Wednesday, August 12, 2009

No TV


My new home has no TV reception (yet) and at first I thought, “How can I live there?” I mean, I need the Today Show to wake up to. I need HGVT to fall asleep to, and in between, it’s Food Network for entertainment and inspiration. How can I function without my TV?

It’s day four, and for some reason, I feel strangely liberated. I haven’t gotten much news, which means I haven’t gotten much bad news. I heard that a plane and helicopter collided over the Hudson River, which is terrible news and I felt bad about it, but I didn’t have to watch the grisly scene replayed on CNN or cry during interviews of grieving family members (I always cry in such situations). I’ve heard about town hall meetings where shouting matches have erupted over the Health Care plan, but I didn’t have to watch them and get frustrated. Politics, and politicians, always frustrate me. As for the weather, when I wake up I can see what’s happening and I do listen to NPR on the radio, both in my car and in my new home.
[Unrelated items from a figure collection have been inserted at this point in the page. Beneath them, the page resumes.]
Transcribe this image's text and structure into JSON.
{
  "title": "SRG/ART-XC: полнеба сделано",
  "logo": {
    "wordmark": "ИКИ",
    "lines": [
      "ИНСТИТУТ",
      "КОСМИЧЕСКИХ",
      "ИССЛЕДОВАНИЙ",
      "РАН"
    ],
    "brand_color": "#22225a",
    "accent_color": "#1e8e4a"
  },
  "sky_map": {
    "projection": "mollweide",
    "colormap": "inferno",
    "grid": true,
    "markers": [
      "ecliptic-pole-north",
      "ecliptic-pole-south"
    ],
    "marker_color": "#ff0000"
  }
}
It’s not so bad. Dr. Andrew Weil, in his book Eight Weeks to Optimum Health, prescribes a moratorium on print and television news (and I assume, now, internet) for the first few weeks of his get-well program, saying that being bombarded with bad news is bad for our health. I’ve always wanted to incorporate that philosophy but found it virtually impossible because I’m too curious. If the TV is there, I turn it on to see what’s happening in the world. Now I can’t, and oddly, I am feeling better, with a new sense of peace, after just four days. The bad news can get along just fine without me.

Soon enough, there will be TV. If not cable, I’ll have a digital conversion box and there are many channels available there as well, but not the kind of TV I’m accustomed to. I’ll adapt, and I hope I remember that, for a short time, life without TV was just fine.